Capt. Matthew Moriarty of the Holyoke Police Department presents Dr. Mark Bigda, a Southampton doctor, with a check for $500 for his nonprofit, Mustard Seed Missions, Inc., which provides medical aid to remote villages in Haiti, at the Holyoke Police Station Saturday. Credit: GAZETTE STAFF/M.J. Tidwell

HOLYOKE — A Southampton doctor will bring an extra $500 from the Holyoke Police Department on his upcoming annual trip to Haiti to provide medical aid in remote villages.

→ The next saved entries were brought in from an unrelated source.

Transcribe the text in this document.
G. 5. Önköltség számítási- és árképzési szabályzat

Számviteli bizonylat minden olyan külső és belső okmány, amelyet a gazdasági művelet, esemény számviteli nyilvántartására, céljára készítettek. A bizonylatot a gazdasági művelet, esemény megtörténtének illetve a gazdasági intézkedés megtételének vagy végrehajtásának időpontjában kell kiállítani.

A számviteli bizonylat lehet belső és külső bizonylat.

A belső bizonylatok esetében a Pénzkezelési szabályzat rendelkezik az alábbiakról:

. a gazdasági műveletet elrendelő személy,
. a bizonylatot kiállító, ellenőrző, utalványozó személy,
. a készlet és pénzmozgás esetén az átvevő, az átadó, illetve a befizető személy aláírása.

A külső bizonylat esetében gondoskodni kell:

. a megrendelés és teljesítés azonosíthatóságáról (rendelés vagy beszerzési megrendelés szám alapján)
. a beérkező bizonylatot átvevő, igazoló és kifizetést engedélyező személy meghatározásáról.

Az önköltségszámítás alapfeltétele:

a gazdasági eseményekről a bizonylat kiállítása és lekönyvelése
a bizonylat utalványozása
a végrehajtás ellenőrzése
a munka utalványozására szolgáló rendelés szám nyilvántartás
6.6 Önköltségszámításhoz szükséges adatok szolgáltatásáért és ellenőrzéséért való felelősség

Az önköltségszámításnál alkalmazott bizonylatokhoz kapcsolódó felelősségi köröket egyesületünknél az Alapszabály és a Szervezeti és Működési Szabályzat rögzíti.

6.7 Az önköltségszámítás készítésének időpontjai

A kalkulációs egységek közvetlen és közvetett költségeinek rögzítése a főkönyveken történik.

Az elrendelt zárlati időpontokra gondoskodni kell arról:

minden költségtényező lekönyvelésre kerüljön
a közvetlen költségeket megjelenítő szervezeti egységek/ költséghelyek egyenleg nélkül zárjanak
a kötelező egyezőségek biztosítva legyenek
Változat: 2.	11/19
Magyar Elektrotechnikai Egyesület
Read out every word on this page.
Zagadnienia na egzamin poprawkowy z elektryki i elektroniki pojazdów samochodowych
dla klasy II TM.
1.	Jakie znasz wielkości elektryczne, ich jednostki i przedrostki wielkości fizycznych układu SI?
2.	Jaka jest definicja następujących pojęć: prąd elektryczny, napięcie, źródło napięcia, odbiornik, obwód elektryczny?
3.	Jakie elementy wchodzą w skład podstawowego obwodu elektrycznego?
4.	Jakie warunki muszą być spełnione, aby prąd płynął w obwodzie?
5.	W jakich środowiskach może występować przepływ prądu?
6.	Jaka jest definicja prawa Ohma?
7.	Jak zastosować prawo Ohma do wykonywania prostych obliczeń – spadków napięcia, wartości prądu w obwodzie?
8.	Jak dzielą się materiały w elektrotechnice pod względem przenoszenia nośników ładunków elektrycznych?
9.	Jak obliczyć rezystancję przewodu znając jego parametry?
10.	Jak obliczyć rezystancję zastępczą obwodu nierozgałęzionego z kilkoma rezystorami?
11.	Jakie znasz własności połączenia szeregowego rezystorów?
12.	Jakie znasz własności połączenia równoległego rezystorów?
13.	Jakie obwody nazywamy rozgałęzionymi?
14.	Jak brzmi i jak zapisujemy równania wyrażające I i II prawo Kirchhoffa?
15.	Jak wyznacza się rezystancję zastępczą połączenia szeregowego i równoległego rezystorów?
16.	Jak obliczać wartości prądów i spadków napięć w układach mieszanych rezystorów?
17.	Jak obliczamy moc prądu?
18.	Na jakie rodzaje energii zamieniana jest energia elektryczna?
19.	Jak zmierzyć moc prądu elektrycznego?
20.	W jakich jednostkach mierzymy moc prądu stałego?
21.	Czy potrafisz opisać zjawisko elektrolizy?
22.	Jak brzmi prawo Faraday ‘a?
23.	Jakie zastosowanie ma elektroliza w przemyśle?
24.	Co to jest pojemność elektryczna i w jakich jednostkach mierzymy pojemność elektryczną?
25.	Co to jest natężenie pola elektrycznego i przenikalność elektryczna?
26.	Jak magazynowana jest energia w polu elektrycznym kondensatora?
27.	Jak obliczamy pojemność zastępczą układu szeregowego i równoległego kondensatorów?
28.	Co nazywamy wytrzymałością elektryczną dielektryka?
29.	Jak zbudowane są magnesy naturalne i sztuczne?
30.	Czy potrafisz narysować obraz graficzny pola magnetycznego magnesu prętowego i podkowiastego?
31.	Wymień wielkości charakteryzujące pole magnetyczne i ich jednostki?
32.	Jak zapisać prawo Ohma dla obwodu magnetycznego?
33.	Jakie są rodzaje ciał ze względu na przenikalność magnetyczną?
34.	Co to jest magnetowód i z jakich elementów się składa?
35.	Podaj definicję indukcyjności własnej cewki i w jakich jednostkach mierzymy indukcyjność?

The Holyoke Police Officer’s Ball Committee presented a check for that amount to Dr. Mark Bigda on Saturday for his Easthampton-based nonprofit, Mustard Seed Missions, Inc., which provides medical aid to remote villages in Haiti.

“We can treat half the children of an entire village with what the Holyoke Police Department gave us today,” Bigda said at the presentation at the Holyoke Police Department. “That’s just phenomenal.”

A Southampton internist affiliated with Cooley Dickinson Hospital in Northampton, Bigda is a founding member of the nonprofit and has been making annual trips to Haiti since 2004. He also is the prison physician for Hampshire County, the school physician for the city of Easthampton, serves as a lieutenant colonel in the United States Air Force and is a flight surgeon to the 131st Fighter Squadron.

Capt. Matthew Moriarty of the Holyoke Police Department said that he has long known of Dr. Bigda’s work and some of his officers have Bigda as their primary care doctor.

Each year, the Holyoke Police Officer’s Ball Committee organizes events, races and fundraisers to connect with and give back to the community. This year, Moriarty said, the committee was excited to organize a raffle to donate to Mustard Seed Missions, Inc., to show what local people who volunteer for the nonprofit are doing on a global level.

“This is really an opportunity for their group to stand center stage and let the area know that we have residents who are doing this kind of fantastic work,” Moriarty said.

Sue Igel and Robert Cross were among the volunteers gathered at the check presentation who will be traveling with Bigda on his next weeklong trip in late April.

Igel works with Bigda as a medical assistant and this year’s trip will be her fourth.

“Dr. Bigda’s work really went to my heart,” she said. “It’s a life-changing experience. You take a whole new outlook on life and what you have, the gifts you’re given and you don’t even realize it.”

Cross said he was visiting Bigda for a checkup when a photo of the doctor in Haiti inspired him to ask if his skills as a lab tech could be useful on the next trip.

“It becomes a part of you,” Cross said of the trips.

Both Igel and Cross said they keep going back on Mustard Seed Mission trips because of the gratitude, appreciation and overwhelming need of the people in the rural Haitian villages they travel to help.

Bigda’s son, Zach Bigda, said he has been going with his father to Haiti since he was 15 years old. Now 27, he said the annual trips nourished an interest in medicine, leading him to emergency medical technician school and work as a paramedic and firefighter.

“When you take someone’s blood pressure or give a kid a Matchbox car in Haiti, they react like it’s the greatest thing in the world,” the junior Bigda said.

His father also pointed to the appreciation of the people he helps as a reason he continues to go back year after year, and added that the trips allow him to practice medicine, purely and simply.

“We’re seeing people who have never seen a physician before or have waited a year for us to come back to treat them,” the elder Bigda said.

Referring to the difference between his work here and there, he added, “Practicing medicine now is three-quarters paperwork, jumping through hoops, and red tape laid out by the insurance companies and the government and the state. When I go to Haiti, I’m nothing more than a doctor.”